After all, you are protected by the fact you still need a prescription from a doctor.
In fact, this system already exists, in the form of Direct-To-Consumer-Advertising (DTCA) of prescription medicines. Common in the US, in the early 2000s there were attempts to soften up the EU and UK for DTCA by the pharmaceutical industry. Thankfully, we don’t have DTCA in the EU, but some arguments for self-selection of P meds in the UK seem very familiar to those for DTCA, particularly those surrounding patient access to medicines, and the final protection afforded by pharmacist supervision (in DTCA the doctor was the supposed final hurdle).
The same arguments against DTCA can also be used against P Med self-selection. Firstly drugs are not ordinary consumer items, even when used as per instructions they carry a risk of harm. Secondly, DTCA was primarily to provoke sales of medicines, self-selection clearly has the same strategic purpose. Finally, just as DTCA does not provide the information individuals desire about the medicine in the context of their own situation, reading the packs of P medicines does not put the medicine in the correct evidence-based individual context for a pharmacy customer.
The costs of prescribing in the US and rapid uptake of new drugs like Vioxx (later withdrawn) show both the effectiveness of DTCA on sales and the problems doctors had in mitigating its effects. Why put pharmacists in the same position with self-selection of P medicines? Pharmacists are already under immense pressure, with high levels of professional dissatisfaction. Placing them in a conflict situation with P medicines from the outset of a consultation (assuming they managed to get involved in the sale) is retrograde step.
Some might argue that many patients turn up with a particular product already in mind, but self-selection automatically sets up the encounter between the pharmacist and patient around a product, rather than leaving some potential to discuss the patient and condition. It potentially undermines the professionalism of the pharmacist by both devaluing the P med as an object on open sale “It’s only tablets.” and framing the encounter with the patient as a negotiation over the suitability of a specific product, rather than their actual health needs.
David Reissner has written a blog arguing that self-selection is a “good move”. The reasons he cites are as follows:
- The sale of P medicines is an obvious way of helping pharmacy owners claw back their slashed NHS income.
- The GPhC has ample powers to prosecute anyone who sells a P medicine without supervision.
- All sales with still require supervision by a pharmacist.
Hardly compelling. Selling P Medicines should be on the basis of clinical need, made as part of a professional encounter between a pharmacist and a patient, not provoked as part of a sales drive.
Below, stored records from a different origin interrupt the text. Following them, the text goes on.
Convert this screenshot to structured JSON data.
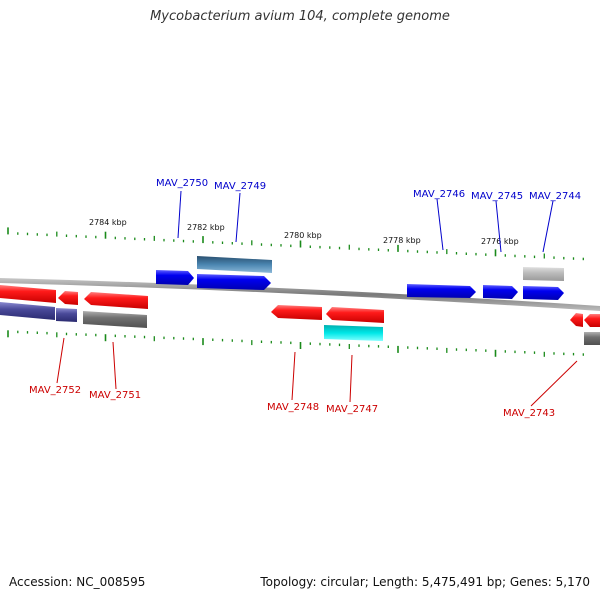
{
  "title": "Mycobacterium avium 104, complete genome",
  "footer": {
    "accession": "Accession: NC_008595",
    "summary": "Topology: circular; Length: 5,475,491 bp; Genes: 5,170"
  },
  "colors": {
    "forward": "#0000ee",
    "reverse": "#ee0000",
    "forward_label": "#0000cc",
    "reverse_label": "#cc0000",
    "tick": "#1a8a1a",
    "backbone": "#888888"
  },
  "scale_labels": [
    "2784 kbp",
    "2782 kbp",
    "2780 kbp",
    "2778 kbp",
    "2776 kbp"
  ],
  "genes_forward": [
    "MAV_2750",
    "MAV_2749",
    "MAV_2746",
    "MAV_2745",
    "MAV_2744"
  ],
  "genes_reverse": [
    "MAV_2752",
    "MAV_2751",
    "MAV_2748",
    "MAV_2747",
    "MAV_2743"
  ]
}
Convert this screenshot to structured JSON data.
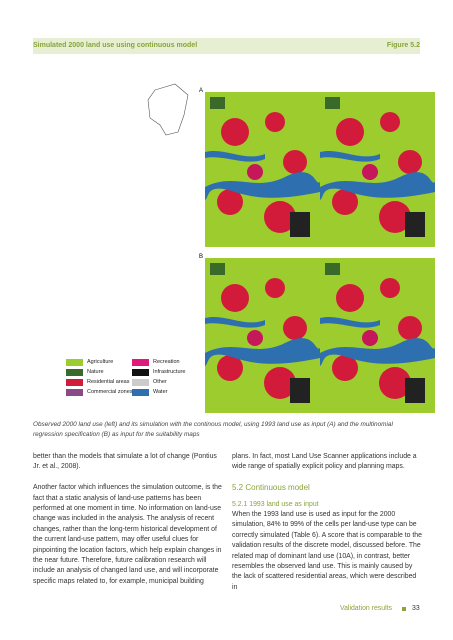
{
  "header": {
    "title": "Simulated 2000 land use using continuous model",
    "figure": "Figure 5.2"
  },
  "figure": {
    "panel_a": "A",
    "panel_b": "B",
    "legend": [
      "Agriculture",
      "Nature",
      "Residential areas",
      "Commercial zones",
      "Recreation",
      "Infrastructure",
      "Other",
      "Water"
    ],
    "caption": "Observed 2000 land use (left) and its simulation with the continous model, using 1993 land use as input (A) and the multinomial regression specification (B) as input for the suitability maps"
  },
  "body": {
    "left": [
      "better than the models that simulate a lot of change (Pontius Jr. et al., 2008).",
      "Another factor which influences the simulation outcome, is the fact that a static analysis of land-use patterns has been performed at one moment in time. No information on land-use change was included in the analysis. The analysis of recent changes, rather than the long-term historical development of the current land-use pattern, may offer useful clues for pinpointing the location factors, which help explain changes in the near future. Therefore, future calibration research will include an analysis of changed land use, and will incorporate specific maps related to, for example, municipal building"
    ],
    "right_intro": "plans. In fact, most Land Use Scanner applications include a wide range of spatially explicit policy and planning maps.",
    "heading": "5.2  Continuous model",
    "subheading": "5.2.1  1993 land use as input",
    "right_text": "When the 1993 land use is used as input for the 2000 simulation, 84% to 99% of the cells per land-use type can be correctly simulated (Table 6). A score that is comparable to the validation results of the discrete model, discussed before. The related map of dominant land use (10A), in contrast, better resembles the observed land use. This is mainly caused by the lack of scattered residential areas, which were described in"
  },
  "footer": {
    "section": "Validation results",
    "page": "33"
  }
}
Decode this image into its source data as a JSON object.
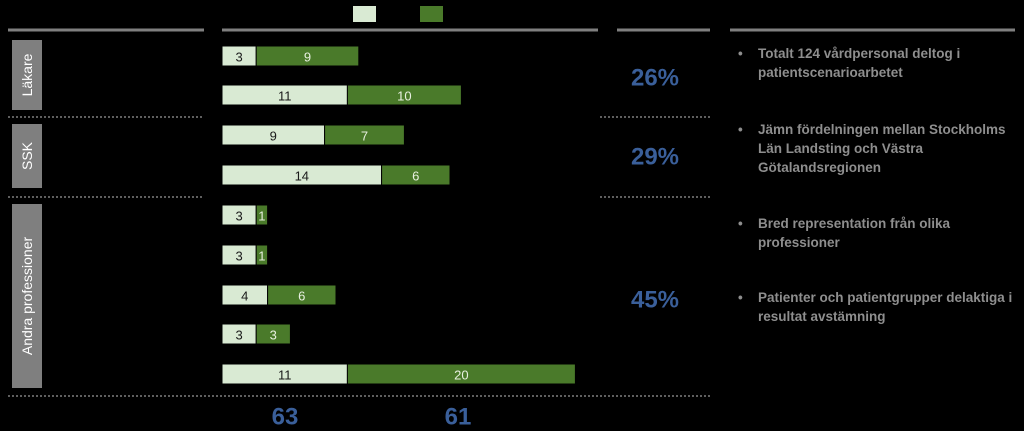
{
  "chart_data": {
    "type": "bar",
    "orientation": "horizontal",
    "stacked": true,
    "legend": {
      "placement": "top",
      "labels": [
        "",
        ""
      ]
    },
    "colors": {
      "series_1": "#d9ead3",
      "series_2": "#4a7a2a",
      "group_box": "#7f7f7f",
      "accent": "#3a5f9a"
    },
    "groups": [
      {
        "label": "Läkare",
        "percent": "26%",
        "rows": [
          {
            "values": [
              3,
              9
            ]
          },
          {
            "values": [
              11,
              10
            ]
          }
        ]
      },
      {
        "label": "SSK",
        "percent": "29%",
        "rows": [
          {
            "values": [
              9,
              7
            ]
          },
          {
            "values": [
              14,
              6
            ]
          }
        ]
      },
      {
        "label": "Andra professioner",
        "percent": "45%",
        "rows": [
          {
            "values": [
              3,
              1
            ]
          },
          {
            "values": [
              3,
              1
            ]
          },
          {
            "values": [
              4,
              6
            ]
          },
          {
            "values": [
              3,
              3
            ]
          },
          {
            "values": [
              11,
              20
            ]
          }
        ]
      }
    ],
    "totals": [
      63,
      61
    ]
  },
  "bullets": [
    "Totalt 124 vårdpersonal deltog i patientscenarioarbetet",
    "Jämn fördelningen mellan Stockholms Län Landsting och Västra Götalandsregionen",
    "Bred representation från olika professioner",
    "Patienter och patientgrupper delaktiga i resultat avstämning"
  ]
}
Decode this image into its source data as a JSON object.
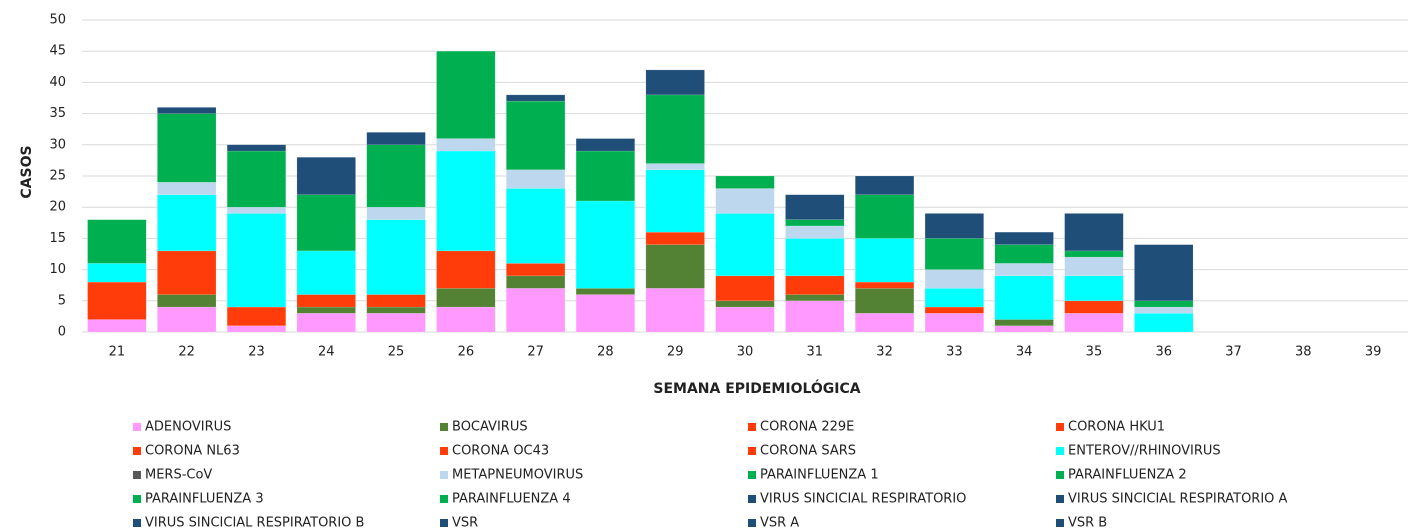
{
  "chart_data": {
    "type": "stacked-bar",
    "x_label": "SEMANA EPIDEMIOLÓGICA",
    "y_label": "CASOS",
    "categories": [
      "21",
      "22",
      "23",
      "24",
      "25",
      "26",
      "27",
      "28",
      "29",
      "30",
      "31",
      "32",
      "33",
      "34",
      "35",
      "36",
      "37",
      "38",
      "39"
    ],
    "ylim": [
      0,
      50
    ],
    "yticks": [
      0,
      5,
      10,
      15,
      20,
      25,
      30,
      35,
      40,
      45,
      50
    ],
    "grid": true,
    "series": [
      {
        "name": "ADENOVIRUS",
        "color": "#ff99ff",
        "values": [
          2,
          4,
          1,
          3,
          3,
          4,
          7,
          6,
          7,
          4,
          5,
          3,
          3,
          1,
          3,
          0,
          0,
          0,
          0
        ]
      },
      {
        "name": "BOCAVIRUS",
        "color": "#548235",
        "values": [
          0,
          2,
          0,
          1,
          1,
          3,
          2,
          1,
          7,
          1,
          1,
          4,
          0,
          1,
          0,
          0,
          0,
          0,
          0
        ]
      },
      {
        "name": "CORONA 229E",
        "color": "#ff3c0a",
        "values": [
          0,
          0,
          0,
          0,
          0,
          0,
          0,
          0,
          0,
          0,
          0,
          0,
          0,
          0,
          0,
          0,
          0,
          0,
          0
        ]
      },
      {
        "name": "CORONA HKU1",
        "color": "#ff3c0a",
        "values": [
          0,
          0,
          0,
          0,
          0,
          0,
          0,
          0,
          0,
          0,
          0,
          0,
          0,
          0,
          0,
          0,
          0,
          0,
          0
        ]
      },
      {
        "name": "CORONA NL63",
        "color": "#ff3c0a",
        "values": [
          0,
          0,
          0,
          0,
          0,
          0,
          0,
          0,
          0,
          0,
          0,
          0,
          0,
          0,
          0,
          0,
          0,
          0,
          0
        ]
      },
      {
        "name": "CORONA OC43",
        "color": "#ff3c0a",
        "values": [
          6,
          7,
          3,
          2,
          2,
          6,
          2,
          0,
          2,
          4,
          3,
          1,
          1,
          0,
          2,
          0,
          0,
          0,
          0
        ]
      },
      {
        "name": "CORONA SARS",
        "color": "#ff3c0a",
        "values": [
          0,
          0,
          0,
          0,
          0,
          0,
          0,
          0,
          0,
          0,
          0,
          0,
          0,
          0,
          0,
          0,
          0,
          0,
          0
        ]
      },
      {
        "name": "ENTEROV//RHINOVIRUS",
        "color": "#00ffff",
        "values": [
          3,
          9,
          15,
          7,
          12,
          16,
          12,
          14,
          10,
          10,
          6,
          7,
          3,
          7,
          4,
          3,
          0,
          0,
          0
        ]
      },
      {
        "name": "MERS-CoV",
        "color": "#595959",
        "values": [
          0,
          0,
          0,
          0,
          0,
          0,
          0,
          0,
          0,
          0,
          0,
          0,
          0,
          0,
          0,
          0,
          0,
          0,
          0
        ]
      },
      {
        "name": "METAPNEUMOVIRUS",
        "color": "#bdd7ee",
        "values": [
          0,
          2,
          1,
          0,
          2,
          2,
          3,
          0,
          1,
          4,
          2,
          0,
          3,
          2,
          3,
          1,
          0,
          0,
          0
        ]
      },
      {
        "name": "PARAINFLUENZA 1",
        "color": "#00b050",
        "values": [
          0,
          0,
          0,
          0,
          0,
          0,
          0,
          0,
          0,
          0,
          0,
          0,
          0,
          0,
          0,
          0,
          0,
          0,
          0
        ]
      },
      {
        "name": "PARAINFLUENZA 2",
        "color": "#00b050",
        "values": [
          0,
          0,
          0,
          0,
          0,
          0,
          0,
          0,
          0,
          0,
          0,
          0,
          0,
          0,
          0,
          0,
          0,
          0,
          0
        ]
      },
      {
        "name": "PARAINFLUENZA 3",
        "color": "#00b050",
        "values": [
          7,
          11,
          9,
          9,
          10,
          14,
          11,
          8,
          11,
          2,
          1,
          7,
          5,
          3,
          1,
          1,
          0,
          0,
          0
        ]
      },
      {
        "name": "PARAINFLUENZA 4",
        "color": "#00b050",
        "values": [
          0,
          0,
          0,
          0,
          0,
          0,
          0,
          0,
          0,
          0,
          0,
          0,
          0,
          0,
          0,
          0,
          0,
          0,
          0
        ]
      },
      {
        "name": "VIRUS SINCICIAL RESPIRATORIO",
        "color": "#1f4e79",
        "values": [
          0,
          0,
          0,
          0,
          0,
          0,
          0,
          0,
          0,
          0,
          0,
          0,
          0,
          0,
          0,
          0,
          0,
          0,
          0
        ]
      },
      {
        "name": "VIRUS SINCICIAL RESPIRATORIO A",
        "color": "#1f4e79",
        "values": [
          0,
          0,
          0,
          0,
          0,
          0,
          0,
          0,
          0,
          0,
          0,
          0,
          0,
          0,
          0,
          0,
          0,
          0,
          0
        ]
      },
      {
        "name": "VIRUS SINCICIAL RESPIRATORIO B",
        "color": "#1f4e79",
        "values": [
          0,
          0,
          0,
          0,
          0,
          0,
          0,
          0,
          0,
          0,
          0,
          0,
          0,
          0,
          0,
          0,
          0,
          0,
          0
        ]
      },
      {
        "name": "VSR",
        "color": "#1f4e79",
        "values": [
          0,
          1,
          1,
          6,
          2,
          0,
          1,
          2,
          4,
          0,
          4,
          3,
          4,
          2,
          6,
          9,
          0,
          0,
          0
        ]
      },
      {
        "name": "VSR A",
        "color": "#1f4e79",
        "values": [
          0,
          0,
          0,
          0,
          0,
          0,
          0,
          0,
          0,
          0,
          0,
          0,
          0,
          0,
          0,
          0,
          0,
          0,
          0
        ]
      },
      {
        "name": "VSR B",
        "color": "#1f4e79",
        "values": [
          0,
          0,
          0,
          0,
          0,
          0,
          0,
          0,
          0,
          0,
          0,
          0,
          0,
          0,
          0,
          0,
          0,
          0,
          0
        ]
      }
    ]
  }
}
As for the supervision and GPhC powers, the recent Which? report, and other academic work, has shown we already have problems with the supply of P medicines. Are we really in a place where self-selection is going to benefit patients? This isn’t a piece criticising pharmacists, it is quite clear that pharmacists can contribute massively to primary care through minor ailment schemes, but the self-selection move is a misstep that makes the false assumption that access to medicines an inherent good. The most important part of being a pharmacist is knowing when a drug is and isn’t required. Making the latter judgement harder to arrive at benefits no-one, least of all patients.